Problem 9. Correlation coefficient calculation exercise. Mean SD Corr. (a) X 2 1 - 0.8 Y 3 2 (b)

X Y

2 2

1 1

+ 0.3

(c)

X Y

2 4

1 2

+ 1.0 (note that Y = 2 X)

Computer notes: (bind x (list 1 1 1 1 2 2 2 3 3 4)) and X will stay the same for all three problems. (bind y (list ....)) will change with each problem. (plot y x) and use the PLOT menu to adjust the axis range so X and Y start with zero. You can jitter the plots with the capital J key, distinguishing overlapping points. Problem 10. IQ scores from two different tests. Can one predict the other? The given diagram shows that points are more widely scattered at high values than at low; hence predictions made at low values will have smaller errors than those made at high scores. The problem is often met in economic forecasting: firms with small sales have small profits, but the possible range of variation is small. Those with large sales tend to have large profits, but the range of variation is quite large. In regression, the problem is known as heteroscedasticity

Problem 11. Quiz in statistics With 10 questions on a quiz, and an average number of 6.4 right, and a SD of 2.0 for the right answers, we note that, letting R = number of right answers and W = number of wrong answers, W = 10 - R There cannot possibly be any point off the SD line, so the correlation coefficient will be minus 1. Simulation: (bind right (rnd 20 10)) Create 50 uniform random integers from 0 to 10, using the Mersenne Twister (bind wrong (- 10 right)) (stats right wrong) (corr right wrong) (plot right wrong) (abline 10 -1) Problem 12. Count the dots --- with a little bit of help from your friends. Down a bit from the middle of the columns on p. 139, note that three students all chose 91 dots the first time, and all chose 82 the second time -- this seems a bit suspicious. Just below that, two students chose 85 each time.

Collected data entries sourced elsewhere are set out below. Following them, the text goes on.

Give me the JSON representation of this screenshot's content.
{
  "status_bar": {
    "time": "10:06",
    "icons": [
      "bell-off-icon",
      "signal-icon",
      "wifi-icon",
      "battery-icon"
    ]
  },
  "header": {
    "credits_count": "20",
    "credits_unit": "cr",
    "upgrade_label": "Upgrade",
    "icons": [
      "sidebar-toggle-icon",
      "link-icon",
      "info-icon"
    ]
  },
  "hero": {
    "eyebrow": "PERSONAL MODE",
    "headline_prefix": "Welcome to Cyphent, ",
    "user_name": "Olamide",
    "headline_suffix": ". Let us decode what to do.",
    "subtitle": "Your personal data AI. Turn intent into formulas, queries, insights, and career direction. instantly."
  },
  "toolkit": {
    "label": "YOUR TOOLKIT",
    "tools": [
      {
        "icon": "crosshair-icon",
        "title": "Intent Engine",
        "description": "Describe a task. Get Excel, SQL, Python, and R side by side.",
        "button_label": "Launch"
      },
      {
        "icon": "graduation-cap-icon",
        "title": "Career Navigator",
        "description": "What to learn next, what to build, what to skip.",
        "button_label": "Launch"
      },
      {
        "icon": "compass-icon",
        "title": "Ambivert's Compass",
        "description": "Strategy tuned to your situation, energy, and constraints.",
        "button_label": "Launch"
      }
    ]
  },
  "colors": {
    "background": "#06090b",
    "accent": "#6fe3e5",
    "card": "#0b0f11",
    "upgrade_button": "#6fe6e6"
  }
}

This is not quite as obvious collusion, but add in the student in the fifth row who also chose 85 each time, and you might be suspicious. Important lesson: when errors have patterns, something is going on. It is difficult to tell by eyeballing -- there seems a more common tendency to guess low the second time, which would imply a negative correlation. Calculation shows a negative correlation of -0.2851; plotting the points shows this seems entirely due to student 7, who chose 85 the first time and 89 the second time, bucking the general trend to lower the estimate on the second count.